If you’ve read my blog long enough, you know that one of my favorite types of cheese is goat cheese. What you probably didn’t know is that my favorite wine varietal is pinot noir. So, it would only make sense to combine the two in order to make something doubly awesome, right? Right.
Pinot noir and goat cheese pair beautifully together, and I often indulge in the combination. After going to a friend’s and having burgers with cabernet onions & cheddar, I thought about how it would only make sense to combine my favorite wine and one of my favorite cheeses (can anyone pick a favorite, really?) into a burger, too.
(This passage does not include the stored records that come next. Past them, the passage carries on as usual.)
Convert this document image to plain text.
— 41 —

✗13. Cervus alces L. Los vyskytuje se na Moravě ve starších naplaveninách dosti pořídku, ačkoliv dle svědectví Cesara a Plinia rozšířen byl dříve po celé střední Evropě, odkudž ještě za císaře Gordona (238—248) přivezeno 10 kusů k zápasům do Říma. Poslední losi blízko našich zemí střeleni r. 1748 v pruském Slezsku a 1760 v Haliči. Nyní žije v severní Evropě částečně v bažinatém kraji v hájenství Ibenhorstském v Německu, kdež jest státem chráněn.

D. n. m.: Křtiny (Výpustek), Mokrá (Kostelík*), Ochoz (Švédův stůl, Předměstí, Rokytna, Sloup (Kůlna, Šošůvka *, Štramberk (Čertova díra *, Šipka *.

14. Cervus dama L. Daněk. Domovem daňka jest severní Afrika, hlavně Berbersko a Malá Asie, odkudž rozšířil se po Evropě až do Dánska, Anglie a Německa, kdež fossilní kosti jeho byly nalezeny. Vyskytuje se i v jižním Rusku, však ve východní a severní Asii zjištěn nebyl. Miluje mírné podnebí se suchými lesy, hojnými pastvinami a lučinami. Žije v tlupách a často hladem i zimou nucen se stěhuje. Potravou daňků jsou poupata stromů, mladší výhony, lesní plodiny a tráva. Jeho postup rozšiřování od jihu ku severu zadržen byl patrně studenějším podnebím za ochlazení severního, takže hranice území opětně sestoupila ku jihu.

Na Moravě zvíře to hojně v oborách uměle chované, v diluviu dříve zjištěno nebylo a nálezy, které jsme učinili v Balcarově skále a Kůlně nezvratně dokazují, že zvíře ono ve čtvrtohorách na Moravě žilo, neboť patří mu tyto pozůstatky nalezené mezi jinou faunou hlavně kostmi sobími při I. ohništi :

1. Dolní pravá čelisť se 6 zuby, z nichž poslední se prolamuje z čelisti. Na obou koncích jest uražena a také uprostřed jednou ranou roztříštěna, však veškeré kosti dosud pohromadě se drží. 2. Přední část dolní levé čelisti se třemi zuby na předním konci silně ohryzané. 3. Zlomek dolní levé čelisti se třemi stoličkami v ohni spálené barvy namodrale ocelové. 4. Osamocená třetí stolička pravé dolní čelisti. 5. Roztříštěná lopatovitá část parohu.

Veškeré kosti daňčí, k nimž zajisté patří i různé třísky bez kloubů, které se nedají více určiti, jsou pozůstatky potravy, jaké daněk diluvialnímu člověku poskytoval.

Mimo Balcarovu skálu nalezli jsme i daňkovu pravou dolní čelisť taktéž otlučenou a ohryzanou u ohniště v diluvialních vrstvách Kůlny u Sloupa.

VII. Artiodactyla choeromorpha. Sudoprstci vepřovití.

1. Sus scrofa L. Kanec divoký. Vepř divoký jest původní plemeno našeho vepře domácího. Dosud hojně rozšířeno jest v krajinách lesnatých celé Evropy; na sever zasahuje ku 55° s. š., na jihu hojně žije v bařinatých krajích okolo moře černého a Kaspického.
I used bison as the basis of the burger because it’s flavorful but still healthy and lean. Buffalo are always grass-fed, which is nice, since Americans these days are walking tortilla chips, thanks to all the corn byproducts in…err, everything. If you want to know a little more about bison, check out Jenn’s post here. I seasoned the bison pretty simply for a couple reasons: to actually taste bison, and so the onions and goat cheese didn’t have to compete with other strong flavors.
I love caramelized onions. Loooooove them. As you know, my palate has changed quite a bit over the years, and one of the things I’ve grown to love are onions. I’m still not a big fan of them raw (a little too pungent for me), but they turn into something completely different when caramelized or roasted. One of the coolest things about cooking to me is how properties of ingredients can shift so much. If you’ve ever whipped a solitary egg white into an entire bowl of meringue, you know what I mean.
The hardest (and by that, I mean, most time-consuming) part of this recipe is caramelizing the onions, and you can do that the day before if you want. Otherwise, this comes together so easily and is a nice alternative to your traditional cheeseburger.
Bison Burgers with Pinot Noir Onions and Goat Cheese
Printer Friendly Recipe
1 large vidalia onion, sliced
1 sprig thyme
1 Tbsp. olive oil, plus additional for cooking burgers
2/3 cup pinot noir
1 lb. ground bison
1 tsp. Worcestershire sauce
2 Tbsp. chopped parsley
2 cloves garlic, finely minced or pressed
salt and pepper
1 small (4 oz) log of goat cheese
4 split hamburger buns
In a heavy bottomed skillet, heat the oil over medium heat. Add the onions and the thyme. Reduce the heat to medium low and cook with a pinch of salt until the onions are soft golden brown, about 25 minutes, stirring occasionally. Pluck out the thyme sprig (if you used the whole thing…I do that because I’m lazy) and then increase the heat to medium-high. Add the wine and cook until it’s almost completely absorbed, about 5-10 minutes.
Meanwhile, lightly mix together the bison, Worcestershire, parsley, garlic and salt and pepper. Form into 4 patties (I like to salt and pepper them on each side, again) and cook them however you like–grill, broil, pan fry (I used my cast iron skillet), about 2 minutes per side for medium rare.
Broil or toast the buns with the goat cheese on them. Serve the burgers on the toasted buns with the onions.